In a recent Nerdy Book Club post, Liesl said the following:
“Shaming any child for their reading choices, no matter what it is, is a death sentence to the child’s budding and delicate passion for reading.”
Liesl was talking about graphic novels, but her assertion can be applied more broadly. Sometimes adults decide what books children will and won’t like based on their own preferences and biases. (I’m thinking of verse novels here. And historical fiction. And non-fiction. And anything that an adult decides a child won’t like without really knowing.)
To the grown ups who work with young readers: please remember it’s our job to enthusiastically expose kids to all titles and genres and forms, even the ones we think they might not like (as well as the ones they think they might not like). It’s our responsibility to meet kids where they are, to encourage the reading they’re doing now, to honor their choices, and withhold our known (and unknown) biases.
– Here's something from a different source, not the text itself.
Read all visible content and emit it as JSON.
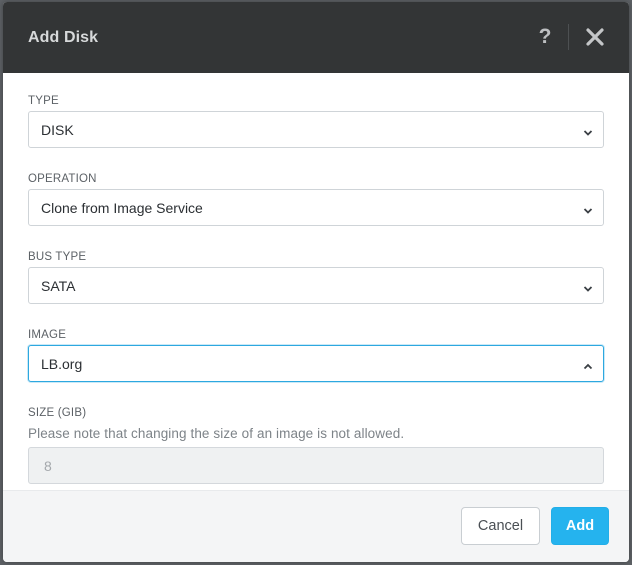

Give them graphic novels and novels. Give them poetry and short stories and picture books and magazines. Give them fiction, non-fiction, contemporary, historical, fantasy, and sci-fi. We want kids to read widely, to grow and expand their horizons, and we adults should be the best examples of these reading practices. But for the love of all that is holy, please don’t tell them the books they go to again and again aren’t worthy. That’s basically saying THEY are not worthy, that they are not a real reader.
(Liesl Shurtliff, “In Defense of the Graphic Novel and Those Who Read Them”)
Let’s share, encourage, celebrate ALL reading. Our children are watching and listening.
*The Class of… debut groups for middle grade and young adult novelists started in 2007. My Class of 2k12 crowd is still very dear.
** Liesl may have taught me how to start a push-button ignition car. How I left the airport and my hotel is beyond me!